Ce projet est sur la table depuis des années et son maître d'oeuvre, le géant français de l'électricité EDF, pensait pouvoir enfin lancer les travaux lorsque son conseil d'administration a donné son feu vert le 28 juillet à ce plan pharaonique de 18 milliards de livres (20,8 milliards d'euros).
Mais le soir même, le gouvernement de la Première ministre conservatrice Theresa May créait la surprise en disant vouloir encore "examiner avec soin" ce projet en vue d'une décision finale repoussée au début de l'automne.
Londres avait pourtant donné son accord de principe dès octobre 2013 à la construction de deux réacteurs EPR dans le sud-ouest de l'Angleterre par EDF. Mais le géant de l'électricité a ensuite dû gérer des modifications du tour de table des investisseurs - avec la sortie d'Areva et l'entrée à hauteur d'un tiers de l'entreprise chinoise CGN.
Le temps que l'entreprise publique française persuade son conseil d'administration de se lancer dans ce vaste chantier, la bourrasque du vote pour le Brexit a fait chuter le gouvernement de David Cameron - très favorable au projet - et les intentions de son successeur sont mystérieuses.
"Les raisons de cette +nouvelle réflexion+ sur Hinkley Point C sont multiples et compliquées", explique à l'AFP Peter Williamson, professeur de gestion internationale à l'Université de Cambridge.
"Non seulement certains ont soulevé des questions de sécurité, mais il y a aussi la question économique avec un prix garanti très élevé, et plus généralement la question de savoir si nous devons opter pour quelques grandes centrales nucléaires ou plutôt pour des technologies de +mini-centrales nucléaires+ ou d'autres énergies alternatives", décrypte-t-il.
Sur le plan sécuritaire, le chef du cabinet de la Première ministre, Nick Timothy a, par le passé, jugé "incompréhensible" que le Royaume-Uni accepte des investissements chinois dans son réseau d'électricité, évoquant des risques en matière de sûreté industrielle.
Mais le projet inquiète également au plan budgétaire, ses opposants soulignant que les constructions de réacteurs EPR ailleurs dans le monde ont entraîné d'innombrables complications, surcoûts et retards.
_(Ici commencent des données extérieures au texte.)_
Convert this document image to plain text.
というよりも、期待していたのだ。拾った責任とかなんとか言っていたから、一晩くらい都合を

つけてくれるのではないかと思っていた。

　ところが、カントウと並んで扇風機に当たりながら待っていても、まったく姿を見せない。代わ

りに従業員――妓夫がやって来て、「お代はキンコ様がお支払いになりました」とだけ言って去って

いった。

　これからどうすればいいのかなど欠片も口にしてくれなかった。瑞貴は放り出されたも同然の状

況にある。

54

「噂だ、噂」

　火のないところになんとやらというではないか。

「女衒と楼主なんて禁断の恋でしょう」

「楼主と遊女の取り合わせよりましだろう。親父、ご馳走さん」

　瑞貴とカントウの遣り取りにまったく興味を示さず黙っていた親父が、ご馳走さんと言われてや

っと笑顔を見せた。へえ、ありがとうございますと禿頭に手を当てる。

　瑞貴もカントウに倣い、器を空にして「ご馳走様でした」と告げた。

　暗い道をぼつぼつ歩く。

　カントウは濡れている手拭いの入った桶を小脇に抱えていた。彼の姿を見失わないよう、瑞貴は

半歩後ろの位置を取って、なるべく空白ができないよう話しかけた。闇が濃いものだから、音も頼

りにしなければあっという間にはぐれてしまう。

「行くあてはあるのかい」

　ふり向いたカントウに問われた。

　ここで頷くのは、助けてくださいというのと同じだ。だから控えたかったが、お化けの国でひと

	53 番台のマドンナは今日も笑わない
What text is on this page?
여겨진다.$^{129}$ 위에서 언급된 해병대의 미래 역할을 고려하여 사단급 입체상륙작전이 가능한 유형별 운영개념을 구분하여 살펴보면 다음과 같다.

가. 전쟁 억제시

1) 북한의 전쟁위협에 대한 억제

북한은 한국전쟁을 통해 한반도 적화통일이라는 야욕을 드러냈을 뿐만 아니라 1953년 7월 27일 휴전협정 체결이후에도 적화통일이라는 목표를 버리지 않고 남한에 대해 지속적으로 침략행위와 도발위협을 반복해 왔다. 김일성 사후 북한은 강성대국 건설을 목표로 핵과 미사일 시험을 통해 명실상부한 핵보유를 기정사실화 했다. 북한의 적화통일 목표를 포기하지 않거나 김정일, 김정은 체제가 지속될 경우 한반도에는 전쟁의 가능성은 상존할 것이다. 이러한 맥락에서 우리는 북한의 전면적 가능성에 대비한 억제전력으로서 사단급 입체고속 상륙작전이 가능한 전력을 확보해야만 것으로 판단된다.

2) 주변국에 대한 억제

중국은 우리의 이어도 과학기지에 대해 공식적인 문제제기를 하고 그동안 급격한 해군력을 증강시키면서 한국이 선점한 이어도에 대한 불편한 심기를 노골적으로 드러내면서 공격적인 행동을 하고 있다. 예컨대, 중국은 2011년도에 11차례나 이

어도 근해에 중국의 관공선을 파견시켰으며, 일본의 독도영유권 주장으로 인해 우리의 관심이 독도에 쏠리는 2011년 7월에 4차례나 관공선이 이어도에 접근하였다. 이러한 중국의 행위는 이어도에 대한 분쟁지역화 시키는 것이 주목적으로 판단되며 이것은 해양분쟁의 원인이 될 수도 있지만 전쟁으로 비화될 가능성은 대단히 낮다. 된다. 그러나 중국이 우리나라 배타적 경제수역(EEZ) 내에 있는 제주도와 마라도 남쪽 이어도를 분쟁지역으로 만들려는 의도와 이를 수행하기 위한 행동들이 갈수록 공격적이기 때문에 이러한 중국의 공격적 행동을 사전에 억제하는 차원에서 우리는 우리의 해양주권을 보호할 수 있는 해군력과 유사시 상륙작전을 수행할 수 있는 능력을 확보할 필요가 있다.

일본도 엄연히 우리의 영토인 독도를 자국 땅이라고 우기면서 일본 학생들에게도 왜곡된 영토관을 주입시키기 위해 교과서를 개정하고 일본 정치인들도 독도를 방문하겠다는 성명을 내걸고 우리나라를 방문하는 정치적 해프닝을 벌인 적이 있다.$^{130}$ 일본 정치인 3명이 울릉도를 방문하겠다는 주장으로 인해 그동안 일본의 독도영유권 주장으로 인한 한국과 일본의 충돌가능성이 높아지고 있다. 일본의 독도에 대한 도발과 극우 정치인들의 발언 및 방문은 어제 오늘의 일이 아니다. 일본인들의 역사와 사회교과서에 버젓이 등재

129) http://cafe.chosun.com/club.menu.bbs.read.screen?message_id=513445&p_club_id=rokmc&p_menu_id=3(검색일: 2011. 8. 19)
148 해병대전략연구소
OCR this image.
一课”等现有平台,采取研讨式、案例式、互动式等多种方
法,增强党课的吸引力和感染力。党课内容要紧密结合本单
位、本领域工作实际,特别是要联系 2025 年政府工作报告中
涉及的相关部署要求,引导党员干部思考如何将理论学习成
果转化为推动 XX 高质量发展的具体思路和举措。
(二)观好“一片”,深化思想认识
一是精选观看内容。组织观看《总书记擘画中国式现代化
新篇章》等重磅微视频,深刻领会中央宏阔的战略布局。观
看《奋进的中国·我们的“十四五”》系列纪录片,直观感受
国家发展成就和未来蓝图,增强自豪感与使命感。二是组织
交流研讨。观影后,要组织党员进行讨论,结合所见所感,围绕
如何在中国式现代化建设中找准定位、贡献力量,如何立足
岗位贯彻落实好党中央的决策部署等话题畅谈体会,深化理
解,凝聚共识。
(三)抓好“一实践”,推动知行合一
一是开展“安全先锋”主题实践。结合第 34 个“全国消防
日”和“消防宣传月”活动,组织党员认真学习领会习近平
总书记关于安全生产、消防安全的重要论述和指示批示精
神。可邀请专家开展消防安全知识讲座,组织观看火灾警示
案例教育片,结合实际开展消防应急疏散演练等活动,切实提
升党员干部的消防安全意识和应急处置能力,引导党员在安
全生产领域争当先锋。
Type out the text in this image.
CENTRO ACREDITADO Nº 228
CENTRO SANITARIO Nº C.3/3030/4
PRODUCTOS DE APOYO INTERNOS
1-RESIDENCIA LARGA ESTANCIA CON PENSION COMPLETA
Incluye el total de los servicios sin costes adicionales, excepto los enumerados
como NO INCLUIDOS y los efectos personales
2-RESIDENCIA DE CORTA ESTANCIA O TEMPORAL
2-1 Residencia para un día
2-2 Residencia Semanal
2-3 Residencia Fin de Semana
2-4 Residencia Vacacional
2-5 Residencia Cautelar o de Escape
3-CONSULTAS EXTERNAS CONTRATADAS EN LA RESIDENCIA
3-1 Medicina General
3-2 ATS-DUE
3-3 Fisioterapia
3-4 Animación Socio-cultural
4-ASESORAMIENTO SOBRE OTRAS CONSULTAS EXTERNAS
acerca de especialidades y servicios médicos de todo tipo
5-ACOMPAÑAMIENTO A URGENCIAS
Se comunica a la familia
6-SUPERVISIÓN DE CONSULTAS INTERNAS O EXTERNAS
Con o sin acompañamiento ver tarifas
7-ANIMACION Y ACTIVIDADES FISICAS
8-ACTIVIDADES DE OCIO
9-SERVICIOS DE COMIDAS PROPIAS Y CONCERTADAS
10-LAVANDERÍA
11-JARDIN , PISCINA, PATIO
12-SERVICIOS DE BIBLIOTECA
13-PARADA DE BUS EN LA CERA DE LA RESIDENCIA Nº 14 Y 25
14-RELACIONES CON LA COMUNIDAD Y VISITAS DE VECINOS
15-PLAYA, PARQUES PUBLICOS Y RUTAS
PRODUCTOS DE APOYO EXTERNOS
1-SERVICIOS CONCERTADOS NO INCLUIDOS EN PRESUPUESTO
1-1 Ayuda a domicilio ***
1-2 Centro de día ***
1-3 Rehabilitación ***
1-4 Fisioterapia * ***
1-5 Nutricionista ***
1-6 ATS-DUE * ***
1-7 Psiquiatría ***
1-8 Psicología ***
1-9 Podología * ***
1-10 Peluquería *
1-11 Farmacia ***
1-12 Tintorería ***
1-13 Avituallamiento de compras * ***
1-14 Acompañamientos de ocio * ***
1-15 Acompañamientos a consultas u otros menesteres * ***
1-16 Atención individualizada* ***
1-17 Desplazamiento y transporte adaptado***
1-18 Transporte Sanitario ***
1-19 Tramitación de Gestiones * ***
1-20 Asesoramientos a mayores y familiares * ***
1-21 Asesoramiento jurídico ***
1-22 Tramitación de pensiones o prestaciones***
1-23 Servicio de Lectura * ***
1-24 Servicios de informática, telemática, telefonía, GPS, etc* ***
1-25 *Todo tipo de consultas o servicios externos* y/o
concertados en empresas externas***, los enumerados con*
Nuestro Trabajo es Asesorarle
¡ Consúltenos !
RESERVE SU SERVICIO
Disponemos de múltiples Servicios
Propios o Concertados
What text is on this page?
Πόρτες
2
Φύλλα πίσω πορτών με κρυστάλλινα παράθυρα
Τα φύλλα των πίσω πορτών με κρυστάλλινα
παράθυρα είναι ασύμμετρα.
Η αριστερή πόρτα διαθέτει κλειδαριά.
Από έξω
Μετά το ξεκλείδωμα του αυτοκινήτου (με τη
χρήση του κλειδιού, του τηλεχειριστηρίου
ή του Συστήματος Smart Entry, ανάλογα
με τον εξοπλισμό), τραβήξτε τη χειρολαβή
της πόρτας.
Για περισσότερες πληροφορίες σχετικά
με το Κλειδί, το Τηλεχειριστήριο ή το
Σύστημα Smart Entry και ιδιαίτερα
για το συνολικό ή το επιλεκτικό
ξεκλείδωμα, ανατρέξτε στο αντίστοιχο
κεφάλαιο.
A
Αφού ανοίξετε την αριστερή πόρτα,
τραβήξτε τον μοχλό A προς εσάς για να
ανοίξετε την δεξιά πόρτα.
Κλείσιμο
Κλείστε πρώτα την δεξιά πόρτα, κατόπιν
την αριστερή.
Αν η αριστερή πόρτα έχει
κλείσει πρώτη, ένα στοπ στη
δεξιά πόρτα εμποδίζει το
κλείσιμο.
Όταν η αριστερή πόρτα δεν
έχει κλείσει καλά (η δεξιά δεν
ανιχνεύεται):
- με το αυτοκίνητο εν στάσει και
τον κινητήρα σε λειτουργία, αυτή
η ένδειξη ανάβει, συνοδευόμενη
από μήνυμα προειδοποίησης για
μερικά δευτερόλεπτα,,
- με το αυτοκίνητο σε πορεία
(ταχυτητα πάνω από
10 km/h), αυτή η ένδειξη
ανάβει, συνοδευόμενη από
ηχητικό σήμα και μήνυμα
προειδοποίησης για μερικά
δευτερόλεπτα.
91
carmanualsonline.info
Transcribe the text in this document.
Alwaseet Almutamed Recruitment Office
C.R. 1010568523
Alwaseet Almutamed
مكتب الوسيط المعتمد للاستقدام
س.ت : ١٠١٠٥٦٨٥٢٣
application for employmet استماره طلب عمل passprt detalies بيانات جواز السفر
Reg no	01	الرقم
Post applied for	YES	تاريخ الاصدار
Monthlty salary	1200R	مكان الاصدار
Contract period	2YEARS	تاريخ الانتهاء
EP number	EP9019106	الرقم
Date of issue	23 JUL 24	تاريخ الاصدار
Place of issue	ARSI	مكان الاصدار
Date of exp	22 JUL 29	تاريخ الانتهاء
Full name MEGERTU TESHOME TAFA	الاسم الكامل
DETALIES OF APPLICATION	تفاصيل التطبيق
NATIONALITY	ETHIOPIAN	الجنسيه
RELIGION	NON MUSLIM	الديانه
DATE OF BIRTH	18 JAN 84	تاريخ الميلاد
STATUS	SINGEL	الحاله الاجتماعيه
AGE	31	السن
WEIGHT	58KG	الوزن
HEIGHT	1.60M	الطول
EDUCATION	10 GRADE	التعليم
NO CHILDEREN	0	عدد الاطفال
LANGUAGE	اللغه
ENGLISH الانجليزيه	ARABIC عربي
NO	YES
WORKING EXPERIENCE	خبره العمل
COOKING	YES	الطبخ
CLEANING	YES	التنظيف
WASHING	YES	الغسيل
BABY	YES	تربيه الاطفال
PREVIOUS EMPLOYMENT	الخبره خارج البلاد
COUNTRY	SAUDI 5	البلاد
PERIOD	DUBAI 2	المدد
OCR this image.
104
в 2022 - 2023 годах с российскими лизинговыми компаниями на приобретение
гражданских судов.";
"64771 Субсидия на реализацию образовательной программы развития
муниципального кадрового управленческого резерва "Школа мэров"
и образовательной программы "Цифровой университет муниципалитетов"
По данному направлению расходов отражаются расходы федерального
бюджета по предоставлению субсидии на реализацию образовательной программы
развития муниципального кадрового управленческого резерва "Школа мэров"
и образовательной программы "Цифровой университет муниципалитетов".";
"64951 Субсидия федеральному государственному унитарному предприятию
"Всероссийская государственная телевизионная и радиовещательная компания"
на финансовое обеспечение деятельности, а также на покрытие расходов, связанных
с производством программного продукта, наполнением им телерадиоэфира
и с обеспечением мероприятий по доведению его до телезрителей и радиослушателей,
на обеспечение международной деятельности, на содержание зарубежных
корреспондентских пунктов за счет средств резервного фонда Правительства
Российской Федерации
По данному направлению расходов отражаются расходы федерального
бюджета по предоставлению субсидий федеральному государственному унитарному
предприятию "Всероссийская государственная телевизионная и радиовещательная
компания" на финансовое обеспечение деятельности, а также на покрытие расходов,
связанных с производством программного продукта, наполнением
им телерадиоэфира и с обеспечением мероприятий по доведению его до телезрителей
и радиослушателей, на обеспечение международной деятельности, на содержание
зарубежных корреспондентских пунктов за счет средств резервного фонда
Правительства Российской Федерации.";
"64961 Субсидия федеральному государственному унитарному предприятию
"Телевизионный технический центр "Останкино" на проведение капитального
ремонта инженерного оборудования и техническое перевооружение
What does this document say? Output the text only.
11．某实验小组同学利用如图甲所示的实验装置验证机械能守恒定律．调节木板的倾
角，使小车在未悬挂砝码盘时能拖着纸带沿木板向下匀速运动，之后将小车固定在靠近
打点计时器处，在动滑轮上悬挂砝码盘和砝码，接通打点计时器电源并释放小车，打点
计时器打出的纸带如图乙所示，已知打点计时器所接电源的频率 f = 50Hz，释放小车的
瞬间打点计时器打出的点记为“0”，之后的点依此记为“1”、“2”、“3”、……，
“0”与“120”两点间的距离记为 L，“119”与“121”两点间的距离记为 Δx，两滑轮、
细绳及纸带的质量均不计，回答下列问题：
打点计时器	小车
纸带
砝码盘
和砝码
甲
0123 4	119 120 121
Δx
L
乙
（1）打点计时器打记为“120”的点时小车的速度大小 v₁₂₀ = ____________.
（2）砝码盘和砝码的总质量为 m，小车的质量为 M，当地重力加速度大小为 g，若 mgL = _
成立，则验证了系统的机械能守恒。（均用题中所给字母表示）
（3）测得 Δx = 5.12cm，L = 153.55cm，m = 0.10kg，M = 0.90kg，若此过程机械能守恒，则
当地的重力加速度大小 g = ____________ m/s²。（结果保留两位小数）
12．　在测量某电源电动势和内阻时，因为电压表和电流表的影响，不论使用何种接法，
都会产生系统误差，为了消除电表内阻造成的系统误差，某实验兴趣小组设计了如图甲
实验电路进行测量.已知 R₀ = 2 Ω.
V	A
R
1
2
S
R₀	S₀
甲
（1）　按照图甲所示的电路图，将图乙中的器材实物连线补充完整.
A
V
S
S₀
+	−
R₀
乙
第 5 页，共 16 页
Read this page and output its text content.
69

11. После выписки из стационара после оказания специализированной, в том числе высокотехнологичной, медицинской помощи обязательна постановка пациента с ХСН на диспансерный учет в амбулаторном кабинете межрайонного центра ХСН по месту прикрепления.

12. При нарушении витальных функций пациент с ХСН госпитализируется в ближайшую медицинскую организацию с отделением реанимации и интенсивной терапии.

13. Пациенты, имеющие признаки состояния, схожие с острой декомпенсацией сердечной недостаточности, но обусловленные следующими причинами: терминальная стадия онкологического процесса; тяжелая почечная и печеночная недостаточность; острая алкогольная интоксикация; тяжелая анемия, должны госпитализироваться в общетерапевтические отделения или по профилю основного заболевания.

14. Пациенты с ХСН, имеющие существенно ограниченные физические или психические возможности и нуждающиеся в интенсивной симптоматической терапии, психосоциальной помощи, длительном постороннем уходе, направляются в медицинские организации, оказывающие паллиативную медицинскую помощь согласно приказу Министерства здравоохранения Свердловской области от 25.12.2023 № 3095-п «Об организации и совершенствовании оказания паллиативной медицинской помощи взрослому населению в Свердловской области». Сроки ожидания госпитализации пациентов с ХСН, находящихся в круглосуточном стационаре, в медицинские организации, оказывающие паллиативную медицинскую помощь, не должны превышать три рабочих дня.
- Réduire les émissions de CO2 -
Mettre ce plan sur les rails est "une décision extrêmement importante sur laquelle nous ne pouvons pas nous tromper", reconnaît le 10 Downing Street, d'autant que Hinkley Point est au coeur de la stratégie de relance de l'énergie nucléaire au Royaume-Uni... qui semble elle-même en cours de réexamen.
En 2015, l'électricité générée au Royaume-Uni a été produite à environ 30% par des centrales au gaz, à 30% supplémentaire par des centrales à charbon, à 19% par des réacteurs nucléaires et 19% par les énergies renouvelables (éoliennes, hydroélectricité, énergie solaire, biomasse, etc.).
Mais des huit centrales nucléaires en fonctionnement, une seule marchera encore après 2030 et les centrales au charbon les plus polluantes sont aussi vouées à la fermeture. Les autorités doivent donc trouver de nouvelles sources d'électricité, tout en respectant leur objectif très ambitieux de réduire de 57% les émissions de dioxyde de carbone d'ici à 2030 par rapport à leur niveau de 1990, dans la foulée de l'accord international conclu en décembre à la COP21 à Paris.
"C'est le moment d'investir beaucoup plus dans l'efficacité énergétique et dans les énergies renouvelables", explique Olivia Gippner, chercheuse spécialiste dans ce domaine à la London School of Economics, qui cite en exemple la transition amorcée en Allemagne.
Plusieurs pistes sont avancées par des experts: encourager le captage du CO2 en vue d'une réutilisation industrielle, ou développer les techniques de stockage d'électricité pour compléter la production des éoliennes.
La génération d'électricité par le vent reste en effet perfectible car soumise aux caprices du climat, mais elle est très prometteuse sur les îles britanniques exposées au large. Le ministère de l'Energie a ainsi donné son feu vert mardi à un projet qui pourrait voir émerger une gigantesque ferme éolienne offshore au large du Yorshire (nord-est de l'Angleterre), dont la capacité équivaudrait à celle d'un réacteur EPR.